Freelancing vs. Remote Working vs. Traditional On-site Jobs

This year has caused many to consider which is the best type of work arrangement. While we believe this will depend primarily on the individual and their needs, the freelance and remote work statistics show that some clear trends are emerging:

  • Just prior to Covid-19, 43% of remote workers said that in their workplace part of the team was full-time remote and part of the team worked out of the same office. (Buffer, February 2020)
  • 63% of the global workforce surveyed feel they are more productive working from home than when they were in the office. (Lenovo, July 2020)
  • 86% of those interested or involved in home working said they have no intention of working in an office full-time in 10 years’ time. (HomeWorkingClub, July 2020)
  • In India, 50% say they would be happy if working from home replaced offices completely. (Lenovo, July 2020)
  • 94% of remote workers say they will likely switch to freelancing in the next year. (HomeWorkingClub, July 2020)
  • 60% of new freelancers agree that there is no amount of money that would convince them to take a traditional job. (Upwork, June-July 2020)

Future of Work Statistics

The future of work will be determined by employees, companies, and government policies but it does seem like worker preferences are driving change:

  • 82% of those interested or involved in home working believe that the working world has changed forever. (HomeWorkingClub, July 2020)
  • 67% of organizations expect expanded or universal work from home policies implemented in response to the coronavirus outbreak will remain in place long-term or permanently. (S&P Global, June 2020)
  • 80% of those interested in home working who don’t currently work freelance or remotely plan to change their industry in the next year so that they can do so. (HomeWorkingClub, July 2020)
  • 56% of businesses are expanding their technology budgets in anticipation of new requirements stemming from fully remote or hybrid workplace arrangements. (Xerox, May 2020)
  • 82% indicate their employers encounter barriers as they endeavour to keep up to date with new and emerging tech. (Lenovo, July 2020)
  • 47% of organizations with office space say they expect to reduce their physical office footprint as a result of the coronavirus outbreak. More than 20% expect to reduce it by more than 25%. (S&P Global, June 2020)

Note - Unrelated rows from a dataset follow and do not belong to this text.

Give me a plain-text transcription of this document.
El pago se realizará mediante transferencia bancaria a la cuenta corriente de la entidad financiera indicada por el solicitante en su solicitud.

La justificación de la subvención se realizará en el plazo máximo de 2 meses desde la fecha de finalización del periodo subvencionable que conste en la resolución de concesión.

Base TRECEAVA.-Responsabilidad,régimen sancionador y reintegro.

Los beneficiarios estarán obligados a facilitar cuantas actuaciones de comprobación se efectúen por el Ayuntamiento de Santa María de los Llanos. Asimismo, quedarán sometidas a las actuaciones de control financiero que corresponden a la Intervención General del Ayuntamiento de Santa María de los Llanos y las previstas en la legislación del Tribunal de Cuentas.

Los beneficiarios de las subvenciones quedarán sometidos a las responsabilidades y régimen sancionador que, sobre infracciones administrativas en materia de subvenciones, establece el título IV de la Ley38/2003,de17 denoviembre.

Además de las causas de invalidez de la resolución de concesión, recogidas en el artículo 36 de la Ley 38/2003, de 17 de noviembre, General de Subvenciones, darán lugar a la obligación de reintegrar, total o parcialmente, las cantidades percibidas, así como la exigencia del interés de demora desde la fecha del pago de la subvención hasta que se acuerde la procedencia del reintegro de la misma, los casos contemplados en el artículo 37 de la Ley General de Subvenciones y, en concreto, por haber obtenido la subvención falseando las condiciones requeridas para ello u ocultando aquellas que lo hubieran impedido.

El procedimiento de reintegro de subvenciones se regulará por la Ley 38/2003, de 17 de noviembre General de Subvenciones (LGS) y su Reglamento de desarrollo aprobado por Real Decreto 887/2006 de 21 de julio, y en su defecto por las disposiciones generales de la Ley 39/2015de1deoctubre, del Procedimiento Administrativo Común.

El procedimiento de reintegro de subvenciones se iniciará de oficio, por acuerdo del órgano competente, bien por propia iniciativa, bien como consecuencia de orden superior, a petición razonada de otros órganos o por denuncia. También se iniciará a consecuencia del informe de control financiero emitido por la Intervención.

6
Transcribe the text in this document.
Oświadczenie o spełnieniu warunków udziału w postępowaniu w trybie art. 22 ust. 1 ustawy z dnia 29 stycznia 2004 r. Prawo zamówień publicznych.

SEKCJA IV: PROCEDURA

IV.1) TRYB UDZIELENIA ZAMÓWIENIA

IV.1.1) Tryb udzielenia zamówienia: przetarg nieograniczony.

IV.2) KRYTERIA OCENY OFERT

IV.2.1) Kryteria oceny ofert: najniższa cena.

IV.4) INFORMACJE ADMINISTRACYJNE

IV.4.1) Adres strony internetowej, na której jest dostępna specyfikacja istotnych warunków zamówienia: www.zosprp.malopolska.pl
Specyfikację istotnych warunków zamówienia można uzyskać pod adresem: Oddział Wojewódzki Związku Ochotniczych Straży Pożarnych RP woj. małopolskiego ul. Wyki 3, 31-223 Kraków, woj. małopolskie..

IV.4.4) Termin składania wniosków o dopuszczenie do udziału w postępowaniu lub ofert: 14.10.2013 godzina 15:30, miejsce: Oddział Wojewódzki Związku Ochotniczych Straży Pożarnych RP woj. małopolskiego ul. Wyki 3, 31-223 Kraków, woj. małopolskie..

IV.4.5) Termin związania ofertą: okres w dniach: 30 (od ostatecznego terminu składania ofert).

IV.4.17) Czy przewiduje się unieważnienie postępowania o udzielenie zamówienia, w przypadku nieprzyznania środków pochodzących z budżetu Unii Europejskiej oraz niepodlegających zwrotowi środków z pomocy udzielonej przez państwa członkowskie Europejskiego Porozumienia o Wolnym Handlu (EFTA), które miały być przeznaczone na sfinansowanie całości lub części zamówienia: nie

This year has brought about major changes in the way we work. Accurately tracking those changes can be difficult. Nevertheless, this curated list of the best freelance and remote work statistics should hopefully give you a better idea of where we stand as 2020 draws to a close.

1 thought on “Remote Work and Freelancing Statistics: The Ultimate List”

  1. Wow that’s a lot of stats! I was quite impressed at the number of people who interested in working from home, but giving the current situation, it is not surprising at all. I’m also working remotely, which is a little boring as I don’t get to talk with my favorite co-workers a lot, but I do have to agree that my productivity is boosted!